Watch the Lunch Hour Lecture here (36 minutes)
Claire’s approach to the lecture was lighthearted, in line with the way a lot of academics, particularly at UCL’s Centre for Digital Humanities, use Twitter. There is a serious point to this though, Twitter conventions are an interesting challenge when taken out of context and put into a physical space, but Claire shows it can be done, raising questions about the fact that there are different languages within digital media and tipping these language conventions on its head by deliberately changing the way you register with a language and a tone of voice. Claire also stated that Tweets are more permanent than speech which is something individuals should be aware of.
Claire then went on to discuss Digital Identity Asking: Who are we online really?
Is the UCLDH website, or the UCL website part of our digital identity? The answer is most definitely yes, Corporate Digital Identity is becoming more and more important. But the purpose of this lecture was to talk about individual digital identity. This is not a new idea, it has grown from the concepts of cyborgs and avatars and talking to the machine to brilliant manifestations of virtual communities to tweets & social media.
But what does that do to our identity? Are we playing a role or being ourselves?
The idea that the avatar an individual chooses actually says a lot about you; some of the options discussed were:
I’m a digital native & proud of it like @melissaterras
But can you actually control your own identity?

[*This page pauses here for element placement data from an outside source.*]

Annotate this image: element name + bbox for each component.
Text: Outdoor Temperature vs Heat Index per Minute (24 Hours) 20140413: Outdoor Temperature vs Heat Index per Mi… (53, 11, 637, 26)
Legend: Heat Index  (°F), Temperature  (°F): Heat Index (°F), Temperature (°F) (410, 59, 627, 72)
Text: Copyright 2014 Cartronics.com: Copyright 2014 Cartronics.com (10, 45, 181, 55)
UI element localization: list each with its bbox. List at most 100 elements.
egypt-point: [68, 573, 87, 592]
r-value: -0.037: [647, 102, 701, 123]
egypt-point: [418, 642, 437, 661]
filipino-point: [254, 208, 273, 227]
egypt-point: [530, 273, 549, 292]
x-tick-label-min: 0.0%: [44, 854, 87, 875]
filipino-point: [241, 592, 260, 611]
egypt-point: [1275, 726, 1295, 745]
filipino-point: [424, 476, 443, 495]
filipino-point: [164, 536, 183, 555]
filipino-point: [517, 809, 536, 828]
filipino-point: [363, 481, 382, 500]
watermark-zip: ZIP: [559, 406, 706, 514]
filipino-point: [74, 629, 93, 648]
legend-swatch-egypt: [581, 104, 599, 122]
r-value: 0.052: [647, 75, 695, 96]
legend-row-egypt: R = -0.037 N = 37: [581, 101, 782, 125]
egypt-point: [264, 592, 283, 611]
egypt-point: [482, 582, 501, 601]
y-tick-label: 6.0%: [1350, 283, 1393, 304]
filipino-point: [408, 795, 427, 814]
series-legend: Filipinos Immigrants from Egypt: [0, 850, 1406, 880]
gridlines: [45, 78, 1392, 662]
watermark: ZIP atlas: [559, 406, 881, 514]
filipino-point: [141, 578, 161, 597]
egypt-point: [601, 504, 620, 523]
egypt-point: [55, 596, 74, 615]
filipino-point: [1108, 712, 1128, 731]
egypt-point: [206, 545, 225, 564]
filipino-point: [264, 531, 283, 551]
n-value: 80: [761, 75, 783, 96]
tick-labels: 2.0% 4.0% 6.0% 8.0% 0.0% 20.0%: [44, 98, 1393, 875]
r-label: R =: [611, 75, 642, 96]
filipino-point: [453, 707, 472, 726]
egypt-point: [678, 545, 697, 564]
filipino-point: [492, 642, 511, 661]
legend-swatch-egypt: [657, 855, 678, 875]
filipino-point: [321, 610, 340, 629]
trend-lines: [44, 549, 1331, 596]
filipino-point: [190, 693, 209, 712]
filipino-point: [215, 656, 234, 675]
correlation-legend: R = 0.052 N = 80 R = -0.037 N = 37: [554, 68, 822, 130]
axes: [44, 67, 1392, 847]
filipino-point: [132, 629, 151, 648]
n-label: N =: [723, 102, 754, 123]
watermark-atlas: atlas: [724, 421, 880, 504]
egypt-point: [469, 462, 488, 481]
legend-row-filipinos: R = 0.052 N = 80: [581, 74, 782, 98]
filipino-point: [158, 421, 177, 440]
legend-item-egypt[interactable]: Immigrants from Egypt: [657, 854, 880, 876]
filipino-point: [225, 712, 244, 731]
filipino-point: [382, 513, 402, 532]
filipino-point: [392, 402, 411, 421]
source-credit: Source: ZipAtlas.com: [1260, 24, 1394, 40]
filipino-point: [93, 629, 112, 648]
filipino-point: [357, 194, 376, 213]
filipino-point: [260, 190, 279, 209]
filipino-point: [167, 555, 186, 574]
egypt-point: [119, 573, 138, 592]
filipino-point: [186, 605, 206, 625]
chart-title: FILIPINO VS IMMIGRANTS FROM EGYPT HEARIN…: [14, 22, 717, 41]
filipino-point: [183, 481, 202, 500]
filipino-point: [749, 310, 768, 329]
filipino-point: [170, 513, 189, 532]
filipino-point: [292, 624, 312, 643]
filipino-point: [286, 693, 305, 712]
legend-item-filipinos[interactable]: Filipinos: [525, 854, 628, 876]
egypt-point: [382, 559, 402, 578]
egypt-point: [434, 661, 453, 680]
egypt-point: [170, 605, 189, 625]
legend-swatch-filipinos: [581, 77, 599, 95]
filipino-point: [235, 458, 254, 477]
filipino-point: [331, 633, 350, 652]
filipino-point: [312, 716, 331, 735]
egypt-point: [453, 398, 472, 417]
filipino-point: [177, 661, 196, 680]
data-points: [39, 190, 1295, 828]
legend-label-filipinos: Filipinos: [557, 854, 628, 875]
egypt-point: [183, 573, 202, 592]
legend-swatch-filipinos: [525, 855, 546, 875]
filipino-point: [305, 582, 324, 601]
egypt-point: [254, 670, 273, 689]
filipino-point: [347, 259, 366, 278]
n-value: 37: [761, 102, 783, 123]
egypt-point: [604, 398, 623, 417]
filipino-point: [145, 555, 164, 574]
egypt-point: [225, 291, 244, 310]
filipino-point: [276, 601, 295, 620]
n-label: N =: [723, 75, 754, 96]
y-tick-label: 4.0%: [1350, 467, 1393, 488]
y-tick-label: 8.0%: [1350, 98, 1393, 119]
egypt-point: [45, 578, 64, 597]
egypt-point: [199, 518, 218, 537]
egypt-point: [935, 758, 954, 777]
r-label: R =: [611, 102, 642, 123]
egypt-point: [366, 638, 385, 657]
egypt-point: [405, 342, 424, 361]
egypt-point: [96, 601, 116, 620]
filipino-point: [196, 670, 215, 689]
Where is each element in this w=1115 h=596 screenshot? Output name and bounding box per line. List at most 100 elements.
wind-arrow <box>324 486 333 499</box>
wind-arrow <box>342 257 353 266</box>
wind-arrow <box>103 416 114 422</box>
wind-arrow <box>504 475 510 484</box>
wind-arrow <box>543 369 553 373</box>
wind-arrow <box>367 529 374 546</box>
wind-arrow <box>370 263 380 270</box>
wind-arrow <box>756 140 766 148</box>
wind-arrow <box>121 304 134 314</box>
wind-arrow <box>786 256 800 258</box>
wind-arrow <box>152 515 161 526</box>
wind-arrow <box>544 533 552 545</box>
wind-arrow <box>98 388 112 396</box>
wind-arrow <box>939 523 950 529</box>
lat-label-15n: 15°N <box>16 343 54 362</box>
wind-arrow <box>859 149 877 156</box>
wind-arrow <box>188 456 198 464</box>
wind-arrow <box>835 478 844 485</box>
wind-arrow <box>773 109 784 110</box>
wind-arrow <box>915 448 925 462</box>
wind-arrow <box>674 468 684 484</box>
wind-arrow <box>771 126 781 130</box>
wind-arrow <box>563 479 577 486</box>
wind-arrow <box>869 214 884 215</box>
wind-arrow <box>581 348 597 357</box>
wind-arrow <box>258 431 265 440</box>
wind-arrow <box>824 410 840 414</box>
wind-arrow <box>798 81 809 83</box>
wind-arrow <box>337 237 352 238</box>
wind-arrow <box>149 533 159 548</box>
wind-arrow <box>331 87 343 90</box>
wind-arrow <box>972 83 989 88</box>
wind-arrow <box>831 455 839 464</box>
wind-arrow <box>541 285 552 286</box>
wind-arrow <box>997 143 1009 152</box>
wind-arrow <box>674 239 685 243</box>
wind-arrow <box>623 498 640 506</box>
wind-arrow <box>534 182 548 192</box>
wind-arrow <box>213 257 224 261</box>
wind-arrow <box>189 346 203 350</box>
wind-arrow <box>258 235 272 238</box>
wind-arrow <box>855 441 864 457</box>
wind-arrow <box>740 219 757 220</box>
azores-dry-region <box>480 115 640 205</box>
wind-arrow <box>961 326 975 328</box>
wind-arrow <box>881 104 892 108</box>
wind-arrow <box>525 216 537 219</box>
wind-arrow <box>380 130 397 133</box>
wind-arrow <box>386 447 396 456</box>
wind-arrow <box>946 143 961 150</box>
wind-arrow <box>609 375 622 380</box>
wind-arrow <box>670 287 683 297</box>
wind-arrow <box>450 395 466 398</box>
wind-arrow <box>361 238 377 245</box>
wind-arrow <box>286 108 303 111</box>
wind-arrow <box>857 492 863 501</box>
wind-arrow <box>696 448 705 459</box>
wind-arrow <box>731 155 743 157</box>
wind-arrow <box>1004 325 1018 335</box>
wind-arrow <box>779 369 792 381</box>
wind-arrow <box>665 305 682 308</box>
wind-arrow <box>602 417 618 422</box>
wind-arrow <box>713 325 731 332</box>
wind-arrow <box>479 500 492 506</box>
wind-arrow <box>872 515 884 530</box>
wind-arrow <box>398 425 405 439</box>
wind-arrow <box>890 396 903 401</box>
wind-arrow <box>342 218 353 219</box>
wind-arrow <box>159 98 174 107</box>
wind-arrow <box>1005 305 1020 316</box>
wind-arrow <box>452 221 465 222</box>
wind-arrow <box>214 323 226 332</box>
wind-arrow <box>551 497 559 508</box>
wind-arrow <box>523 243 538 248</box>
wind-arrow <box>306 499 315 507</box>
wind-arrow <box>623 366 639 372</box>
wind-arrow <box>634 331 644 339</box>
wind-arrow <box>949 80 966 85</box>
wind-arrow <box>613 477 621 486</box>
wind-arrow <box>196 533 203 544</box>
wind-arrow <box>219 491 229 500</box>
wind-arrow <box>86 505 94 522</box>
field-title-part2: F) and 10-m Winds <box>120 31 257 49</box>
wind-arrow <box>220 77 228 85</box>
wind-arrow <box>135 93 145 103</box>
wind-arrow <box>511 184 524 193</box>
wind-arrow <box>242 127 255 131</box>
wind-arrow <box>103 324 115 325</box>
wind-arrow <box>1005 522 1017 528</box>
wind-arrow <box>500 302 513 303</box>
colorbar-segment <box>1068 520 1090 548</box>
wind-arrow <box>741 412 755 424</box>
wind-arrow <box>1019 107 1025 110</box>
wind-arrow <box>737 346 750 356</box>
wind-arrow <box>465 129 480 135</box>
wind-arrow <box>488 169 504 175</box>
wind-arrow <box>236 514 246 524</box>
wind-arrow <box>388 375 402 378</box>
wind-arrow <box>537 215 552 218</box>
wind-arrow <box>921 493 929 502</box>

When it comes down to it, your identity is how others perceive you. This is an important distinction both in the digital and the real world.
Another issue raised was that of gender tweeting. What’s the difference between @ replies & links? Claire suggests that this is part of gendered tweeting behaviour. Broadcast vs communication. Women are socialised to create connection and community and therefore hold more conversations in the digital space, whereas men want/need to create hierarchy and to be authoritative in doing so, therefore use Twitter as a broadcast medium by using a lot of links.
Should we have separate Twitter accounts for work/private life? What is lost if we do?
The debate about whether or not academics should use Twitter for professional or academic activity has been raging for a while. Quoting loss of authority and quality and trust, nevertheless online activity is becoming more engrained into our daily practices. More and more academics are turning to Twitter. Now we know some followers & expect to meet others, and quite often our digital footprint precedes us – there are instances of grad students who are finding tweeting helps their career and develops writing and academic practice.
So should we try to separate our public and private digital personae?
Do you have to give up complete control in social media? It was suggested that people need to be vulnerable and open to be truly compelling on Twitter.
There are so many questions coming out of using Twitter, so much research potential to explore. With that in mind I am going to end on some provoking questions Claire raised:
Is Twitter public or private self?
Should we, can we, mix the two?
Is it possible to separate them?
Is it unprofessional to talk re non-work things?